Embedded World 2026 was the year RISC-V stopped being a topic of conversation and started being a thing on shipping products.
The Amazfit moment:
The RISC-V powered Amazfit T-Rex 3 Pro smartwatch was one of the most visible demonstrations — a consumer product, sold at retail, running a RISC-V processor. Not a dev kit, not a reference design, not a proof of concept. A product.
Automotive traction:
Multiple vendors showed automotive-grade RISC-V IP cores at Embedded World 2026, with flexible ISA extensibility, optional accelerators, and deep customization across architecture and microarchitecture. The emphasis shifted from "can RISC-V do automotive" to "which RISC-V core is right for my zone controller."
AI-native extensions:
The RISC-V vector extension (RVV 1.0) is now stable and well-supported by major toolchains (LLVM, GCC). Vendors are shipping custom AI accelerator instructions as RISC-V extensions — a major advantage of the open ISA. You can define the instruction set your ML workload needs, rather than adapting your workload to someone else's instruction set.

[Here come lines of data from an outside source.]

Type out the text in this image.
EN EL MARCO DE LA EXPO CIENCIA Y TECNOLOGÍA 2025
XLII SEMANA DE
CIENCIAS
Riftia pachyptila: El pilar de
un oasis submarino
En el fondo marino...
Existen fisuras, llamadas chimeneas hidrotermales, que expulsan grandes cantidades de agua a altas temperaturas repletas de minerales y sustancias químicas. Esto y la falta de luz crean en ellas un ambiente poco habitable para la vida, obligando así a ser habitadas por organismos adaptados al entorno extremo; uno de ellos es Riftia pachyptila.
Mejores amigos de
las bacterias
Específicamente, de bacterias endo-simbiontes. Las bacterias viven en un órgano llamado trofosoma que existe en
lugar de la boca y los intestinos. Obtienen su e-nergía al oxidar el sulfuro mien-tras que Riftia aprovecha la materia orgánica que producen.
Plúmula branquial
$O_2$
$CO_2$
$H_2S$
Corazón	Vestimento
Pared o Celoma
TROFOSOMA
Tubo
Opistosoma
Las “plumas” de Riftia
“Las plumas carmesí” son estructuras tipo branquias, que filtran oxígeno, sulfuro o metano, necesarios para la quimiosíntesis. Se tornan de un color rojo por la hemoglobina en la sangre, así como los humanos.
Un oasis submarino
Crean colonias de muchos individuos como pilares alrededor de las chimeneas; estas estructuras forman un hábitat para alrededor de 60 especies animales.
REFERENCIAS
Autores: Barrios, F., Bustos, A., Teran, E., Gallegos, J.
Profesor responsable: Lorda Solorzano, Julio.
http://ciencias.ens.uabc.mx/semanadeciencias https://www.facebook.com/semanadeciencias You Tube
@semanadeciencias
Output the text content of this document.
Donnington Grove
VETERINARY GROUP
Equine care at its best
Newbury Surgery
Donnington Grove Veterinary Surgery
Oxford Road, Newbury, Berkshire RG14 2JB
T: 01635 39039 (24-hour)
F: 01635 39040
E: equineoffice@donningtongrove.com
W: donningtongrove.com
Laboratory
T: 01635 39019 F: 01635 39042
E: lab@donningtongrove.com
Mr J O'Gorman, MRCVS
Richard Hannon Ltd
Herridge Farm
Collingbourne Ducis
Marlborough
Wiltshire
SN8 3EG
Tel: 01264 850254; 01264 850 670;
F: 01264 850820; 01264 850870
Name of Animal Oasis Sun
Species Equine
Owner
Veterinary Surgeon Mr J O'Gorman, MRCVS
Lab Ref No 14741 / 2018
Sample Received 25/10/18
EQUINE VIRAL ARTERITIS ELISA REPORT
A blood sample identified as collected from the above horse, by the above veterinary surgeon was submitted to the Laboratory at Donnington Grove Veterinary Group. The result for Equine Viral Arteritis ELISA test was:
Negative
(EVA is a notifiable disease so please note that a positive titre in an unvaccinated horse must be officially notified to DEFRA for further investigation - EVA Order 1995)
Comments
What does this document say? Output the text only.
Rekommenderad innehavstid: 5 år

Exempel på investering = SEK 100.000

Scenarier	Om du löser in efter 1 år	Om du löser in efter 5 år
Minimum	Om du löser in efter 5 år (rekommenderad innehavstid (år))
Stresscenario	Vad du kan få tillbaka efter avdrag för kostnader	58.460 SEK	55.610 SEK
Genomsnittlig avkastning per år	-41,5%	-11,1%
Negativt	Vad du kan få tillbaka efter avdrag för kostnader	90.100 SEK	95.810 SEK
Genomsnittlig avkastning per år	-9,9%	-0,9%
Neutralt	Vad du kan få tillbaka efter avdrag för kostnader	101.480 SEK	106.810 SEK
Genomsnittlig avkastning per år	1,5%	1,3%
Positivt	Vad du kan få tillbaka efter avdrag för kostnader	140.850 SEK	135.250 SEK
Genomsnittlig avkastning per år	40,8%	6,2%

Compatibility and scalability:
The recurring theme from engineers at the show: RISC-V's cross-vendor compatibility has improved dramatically. Code written for one vendor's RISC-V core is increasingly portable to another's without significant rework — a concern that was real 18 months ago and is becoming less relevant.
The takeaway for hardware teams:
If you're designing a new embedded product that will ship in 2027+, evaluating a RISC-V option in your silicon selection process is no longer optional. The ecosystem is there. The toolchain is there. The production volume is building.